What I can’t quite work my head around is how to compare short-term exposure with long-term exposure. It’s not clear how to reconcile the time-at-risk, since length of exposure is determining the comparator. Perhaps that’s what we could sort out at the F2F, if this problem is selected in the voting.

Thanks @jill_hardin, given the extremely high prevalence of use of levothyroxine, it seems like any effect of dosing could be quite important from a public health perspective.

One of the challenges that I don’t think we’ve overcome as a community is how to think about the time-varying nature of dosing. In the claims data I’m most familiar with, we can try to infer average daily dose from each pharmacy dispensing record using the strength of the product * quantity / days supply. But we need to think about how to handle successive dispensings and how to handle dosing during gaps and periods of overlap. We’d also need to think about how to handle patients who may switch from low-to-high dose or vice versa.
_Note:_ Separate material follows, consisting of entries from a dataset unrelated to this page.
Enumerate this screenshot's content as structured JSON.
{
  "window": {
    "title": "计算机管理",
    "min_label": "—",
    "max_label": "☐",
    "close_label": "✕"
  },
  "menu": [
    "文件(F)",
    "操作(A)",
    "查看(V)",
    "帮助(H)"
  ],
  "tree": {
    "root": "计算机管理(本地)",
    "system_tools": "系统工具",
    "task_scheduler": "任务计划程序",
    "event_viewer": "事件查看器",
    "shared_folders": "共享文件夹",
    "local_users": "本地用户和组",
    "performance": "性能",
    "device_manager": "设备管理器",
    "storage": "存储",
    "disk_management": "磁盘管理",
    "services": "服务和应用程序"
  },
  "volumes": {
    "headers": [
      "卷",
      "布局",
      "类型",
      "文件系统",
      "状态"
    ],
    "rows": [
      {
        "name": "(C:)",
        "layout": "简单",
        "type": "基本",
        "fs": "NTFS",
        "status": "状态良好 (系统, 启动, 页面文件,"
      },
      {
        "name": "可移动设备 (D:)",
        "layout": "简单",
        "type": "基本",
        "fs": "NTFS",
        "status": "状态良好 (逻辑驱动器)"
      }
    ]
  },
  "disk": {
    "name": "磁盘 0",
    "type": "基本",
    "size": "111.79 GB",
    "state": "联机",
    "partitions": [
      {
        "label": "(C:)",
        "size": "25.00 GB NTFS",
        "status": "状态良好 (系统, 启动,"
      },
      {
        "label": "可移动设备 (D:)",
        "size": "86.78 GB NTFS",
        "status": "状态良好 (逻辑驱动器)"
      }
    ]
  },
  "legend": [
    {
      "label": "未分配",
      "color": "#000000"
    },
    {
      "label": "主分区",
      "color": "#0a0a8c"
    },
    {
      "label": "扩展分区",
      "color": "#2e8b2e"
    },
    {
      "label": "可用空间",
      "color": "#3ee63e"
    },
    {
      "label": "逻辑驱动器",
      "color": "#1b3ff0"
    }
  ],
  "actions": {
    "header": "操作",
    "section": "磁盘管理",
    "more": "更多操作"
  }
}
Perhaps there’s enough people who start on and remain on low dose who can be compared with people who start and remain on high dose, but I don’t know one way or the other if ‘stable dose’ users are generalizable to the population at large.

Anyway, you’ve done a good job of laying out the problem and rationale, so it’ll be up to the community to vote .
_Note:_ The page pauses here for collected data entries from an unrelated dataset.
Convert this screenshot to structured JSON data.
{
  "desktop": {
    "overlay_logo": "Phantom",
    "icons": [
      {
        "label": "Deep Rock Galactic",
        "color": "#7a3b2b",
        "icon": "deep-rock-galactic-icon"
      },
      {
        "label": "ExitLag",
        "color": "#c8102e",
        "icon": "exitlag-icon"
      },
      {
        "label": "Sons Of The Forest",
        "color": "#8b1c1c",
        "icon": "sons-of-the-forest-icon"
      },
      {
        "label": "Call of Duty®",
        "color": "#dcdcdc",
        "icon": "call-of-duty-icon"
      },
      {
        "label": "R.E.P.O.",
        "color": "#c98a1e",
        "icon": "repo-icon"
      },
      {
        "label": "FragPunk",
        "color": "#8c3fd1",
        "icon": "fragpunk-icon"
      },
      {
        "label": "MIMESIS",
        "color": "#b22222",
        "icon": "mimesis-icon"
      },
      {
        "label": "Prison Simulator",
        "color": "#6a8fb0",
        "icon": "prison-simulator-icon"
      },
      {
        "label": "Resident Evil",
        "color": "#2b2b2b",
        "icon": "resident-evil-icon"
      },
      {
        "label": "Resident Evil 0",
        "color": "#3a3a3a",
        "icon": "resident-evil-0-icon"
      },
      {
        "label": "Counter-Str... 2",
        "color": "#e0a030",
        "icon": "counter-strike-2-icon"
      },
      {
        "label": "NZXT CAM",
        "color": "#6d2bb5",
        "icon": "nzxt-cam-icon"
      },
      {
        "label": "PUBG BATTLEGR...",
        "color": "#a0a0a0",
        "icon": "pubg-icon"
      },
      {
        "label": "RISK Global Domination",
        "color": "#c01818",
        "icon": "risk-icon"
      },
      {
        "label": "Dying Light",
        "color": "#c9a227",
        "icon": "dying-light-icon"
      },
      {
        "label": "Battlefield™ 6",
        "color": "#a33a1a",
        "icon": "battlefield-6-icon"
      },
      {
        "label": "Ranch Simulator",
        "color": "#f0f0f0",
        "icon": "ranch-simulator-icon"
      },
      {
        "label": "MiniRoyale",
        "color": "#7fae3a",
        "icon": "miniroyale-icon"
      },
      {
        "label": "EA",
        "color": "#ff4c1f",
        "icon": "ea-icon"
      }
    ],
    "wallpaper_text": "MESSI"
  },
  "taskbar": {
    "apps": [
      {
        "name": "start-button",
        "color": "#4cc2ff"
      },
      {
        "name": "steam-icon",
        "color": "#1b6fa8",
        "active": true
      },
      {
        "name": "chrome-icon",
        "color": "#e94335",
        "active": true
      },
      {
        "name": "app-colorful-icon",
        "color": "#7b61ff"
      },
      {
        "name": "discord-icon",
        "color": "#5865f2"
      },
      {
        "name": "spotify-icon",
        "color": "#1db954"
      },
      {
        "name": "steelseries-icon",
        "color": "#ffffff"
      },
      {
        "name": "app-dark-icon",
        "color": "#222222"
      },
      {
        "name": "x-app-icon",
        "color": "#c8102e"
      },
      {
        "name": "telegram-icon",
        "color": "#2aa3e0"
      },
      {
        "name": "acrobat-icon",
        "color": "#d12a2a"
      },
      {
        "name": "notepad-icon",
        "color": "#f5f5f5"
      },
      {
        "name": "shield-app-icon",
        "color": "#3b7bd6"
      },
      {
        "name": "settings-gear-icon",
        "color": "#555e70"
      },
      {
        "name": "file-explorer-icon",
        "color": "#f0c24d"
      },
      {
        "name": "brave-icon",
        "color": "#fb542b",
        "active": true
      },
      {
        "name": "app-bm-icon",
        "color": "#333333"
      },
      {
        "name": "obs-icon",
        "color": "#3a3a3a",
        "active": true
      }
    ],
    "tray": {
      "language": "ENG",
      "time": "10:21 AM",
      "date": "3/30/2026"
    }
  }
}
Thanks @sm2206, there’s been a lot of work examining the effects of proton pump inhibitors in various observational databases, and I agree that many of the studies I’ve seen in the literature have had some serious methodological shortcomings, so it’d be nice to see what evidence we could generate if we applied the OHDSI community best practices to the question. It would be interesting to see how a comparison of PPI vs. H2RAs using a large-scale propensity score matched new user design across the OHDSI network would stack up with studies using different covariate adjustment strategies, such as the recent paper by Lazurus et al.

One challenge I anticipate is exposure misclassification, since both PPI and H2RA are available over-the-counter and may not be fully captured in many of our data partners. So, there could be some tension between using the most recent and timely data vs. using the time period where prescription coverage offered most exposures. I suspect this could be worked out if this question is selected in voting.